Clinical Case 115: Pneumothorax puzzle
This case was interesting for a number of reasons. It starts with a 50 year old lady whom has been assaulted. She says she was kicked in the head and chest. In ED she is looking sore but stable – and it was felt that she had enough mechanism to warrant a CT of her head and neck. On the neck CT it was noted that she had some surgical emphysema on the lower slices – so she stayed in the tube for a chest scan too! Here it is:
Now – I know what you are all thinking… that is a CT image that should never had been captured! We have all heard the addage that you should always pick a tension clinically and never need to image it… but… the honest truth is that we just are not that good at picking pneumothorax clinically. As you know I am an ultraosund tragic – and I believe we can certainly pick em with a quick chest probe. However, relying on clinical exam is just not, well, reliable.

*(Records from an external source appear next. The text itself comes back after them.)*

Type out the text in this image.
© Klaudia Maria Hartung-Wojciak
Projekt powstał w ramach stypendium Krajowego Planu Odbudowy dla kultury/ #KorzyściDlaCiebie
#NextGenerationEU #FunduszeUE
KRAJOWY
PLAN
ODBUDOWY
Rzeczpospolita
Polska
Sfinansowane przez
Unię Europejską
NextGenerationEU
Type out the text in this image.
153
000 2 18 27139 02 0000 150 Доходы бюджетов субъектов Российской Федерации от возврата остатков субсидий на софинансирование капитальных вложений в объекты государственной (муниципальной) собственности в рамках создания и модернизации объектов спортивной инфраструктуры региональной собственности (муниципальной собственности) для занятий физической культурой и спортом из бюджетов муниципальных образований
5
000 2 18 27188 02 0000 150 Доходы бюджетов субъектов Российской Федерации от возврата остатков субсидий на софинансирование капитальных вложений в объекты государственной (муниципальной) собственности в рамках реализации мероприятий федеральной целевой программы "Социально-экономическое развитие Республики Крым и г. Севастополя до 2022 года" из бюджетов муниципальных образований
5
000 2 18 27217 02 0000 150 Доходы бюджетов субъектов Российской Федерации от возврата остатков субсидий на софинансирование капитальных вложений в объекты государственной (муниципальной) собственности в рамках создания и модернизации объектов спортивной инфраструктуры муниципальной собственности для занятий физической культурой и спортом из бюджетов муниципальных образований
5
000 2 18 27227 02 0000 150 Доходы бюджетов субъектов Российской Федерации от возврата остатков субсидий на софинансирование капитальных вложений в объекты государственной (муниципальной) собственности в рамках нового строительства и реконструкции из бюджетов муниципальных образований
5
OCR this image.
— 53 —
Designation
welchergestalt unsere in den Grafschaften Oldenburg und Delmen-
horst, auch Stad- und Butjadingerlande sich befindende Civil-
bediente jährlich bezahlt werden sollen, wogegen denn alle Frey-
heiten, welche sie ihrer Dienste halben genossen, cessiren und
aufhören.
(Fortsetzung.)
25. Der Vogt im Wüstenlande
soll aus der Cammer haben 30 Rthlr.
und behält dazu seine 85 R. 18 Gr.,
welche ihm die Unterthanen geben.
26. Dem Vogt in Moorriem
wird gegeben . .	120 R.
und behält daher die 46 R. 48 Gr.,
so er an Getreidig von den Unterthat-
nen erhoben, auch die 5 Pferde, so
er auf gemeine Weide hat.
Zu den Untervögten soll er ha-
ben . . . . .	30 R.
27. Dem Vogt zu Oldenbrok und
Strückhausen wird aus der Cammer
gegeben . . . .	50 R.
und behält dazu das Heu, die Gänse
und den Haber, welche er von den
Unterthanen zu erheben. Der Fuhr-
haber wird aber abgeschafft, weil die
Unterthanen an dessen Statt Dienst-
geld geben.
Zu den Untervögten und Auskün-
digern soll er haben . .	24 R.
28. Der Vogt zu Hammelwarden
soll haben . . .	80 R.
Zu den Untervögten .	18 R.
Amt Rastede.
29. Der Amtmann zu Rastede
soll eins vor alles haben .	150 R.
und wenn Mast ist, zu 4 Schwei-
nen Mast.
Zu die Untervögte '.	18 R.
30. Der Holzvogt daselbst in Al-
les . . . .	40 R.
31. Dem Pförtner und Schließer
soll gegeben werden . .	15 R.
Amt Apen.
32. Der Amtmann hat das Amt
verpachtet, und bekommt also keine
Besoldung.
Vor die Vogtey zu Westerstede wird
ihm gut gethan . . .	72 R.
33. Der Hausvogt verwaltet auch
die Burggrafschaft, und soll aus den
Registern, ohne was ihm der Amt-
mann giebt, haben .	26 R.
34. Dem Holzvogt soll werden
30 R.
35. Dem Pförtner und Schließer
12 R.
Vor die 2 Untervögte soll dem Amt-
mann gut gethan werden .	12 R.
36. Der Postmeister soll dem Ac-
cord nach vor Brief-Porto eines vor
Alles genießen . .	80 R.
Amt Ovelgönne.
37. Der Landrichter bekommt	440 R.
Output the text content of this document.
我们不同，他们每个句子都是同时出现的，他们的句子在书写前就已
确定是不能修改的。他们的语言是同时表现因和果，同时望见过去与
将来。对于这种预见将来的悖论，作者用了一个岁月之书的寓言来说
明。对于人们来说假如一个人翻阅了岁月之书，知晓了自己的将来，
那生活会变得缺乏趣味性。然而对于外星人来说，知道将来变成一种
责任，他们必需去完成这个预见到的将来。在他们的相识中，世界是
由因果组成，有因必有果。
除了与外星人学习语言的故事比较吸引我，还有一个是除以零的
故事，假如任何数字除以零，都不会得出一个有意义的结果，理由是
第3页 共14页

In recent years one error that I have seen creeping into my practice is the tendency to “fast-track” trauma patients to imaging where appropriate without completing a fully thorough secondary survey. There are a lot of reasons (? excuses) for this:
– trying to get the imaging done in office hours,
– trying to get patients out of collars ASAP,
– relying on second-hand info via handover which may be innaccurate….
– search satificing. Stopping at one major injury!
So my “lesson learned” here is to be systematic and make sure that you are imaging everything that needs imaging and that you have excluded the big “killers” before settling for a CT.
OK – back to the case.
A chest tube was placed and the pneumothorax decompressed. Post ICC films showed a well expanded lung. Our patient was admitted to the ward. Lets jump to the next day…..
Our patient starts to deteriorate. She is becoming more hypoxic with tachypnoea. What is going on?
Well there is a few possibilities. The chief concern was that the tube was occluded / dislodged resulting in reaccumulation of the Ptx. So another CXR was performed…
Take a few minutes to look at this CXR. It was reported by the Radiologist as “recurrence of pneumothorax on the right, with overlying subcutaneous emphysema mimicking lung markings.”
OK – let’s hear your comments. I you were at #SMACCUS last week then you will have a distinct advantage over the other readers as this case was put up in a session there and discussed.
There are so many potential errors that we can make in even the simplest of cases. Trauma is a complex scenario with information overload, serious sequelae and time critical decisions to be made. So over the next few months I am hoping got run with a theme of “common errors and their mitigation”. Hoping to have a few special guests on to help show how we can avoid the pitfalls and do better on the floor.
Casey
Looks like they need good pulm toilet-L looks collapsed and R look pulled to left without PTX that I can see?
tension P. Needle. Or fiddle with the tube you have in
The options are tension on the right and haemopneumothorax with collapse on the left. Loss of the costophrenic angle on the left suggests that some of the latter is likely. Is the tube swinging/bubbling? If not, take it out and fingersweep it to alleviate any potential tension (under aseptic conditions). Then ultrasound or CT the other side to see what is going on there, and/or put in a tube on the other side.
Not convinced about the “mimicking lung markings” bit. I think it is more likely to be lung collapse on the left.
Check the tube, listen to the chest, but obviously ultrasound to differentiate!
Tension ptx on R. Do needle decompression.
Get out the ultrasound probe and differentiate the consolidated lung from the pneumothorax
No X-ray? No problem!
(see, I learned something in Chicago)
the chest tube would have been enough to address the pneumothorax. its more than poking a needle. the shift of the mediastinum to the left can result to atelectasis of the left lung.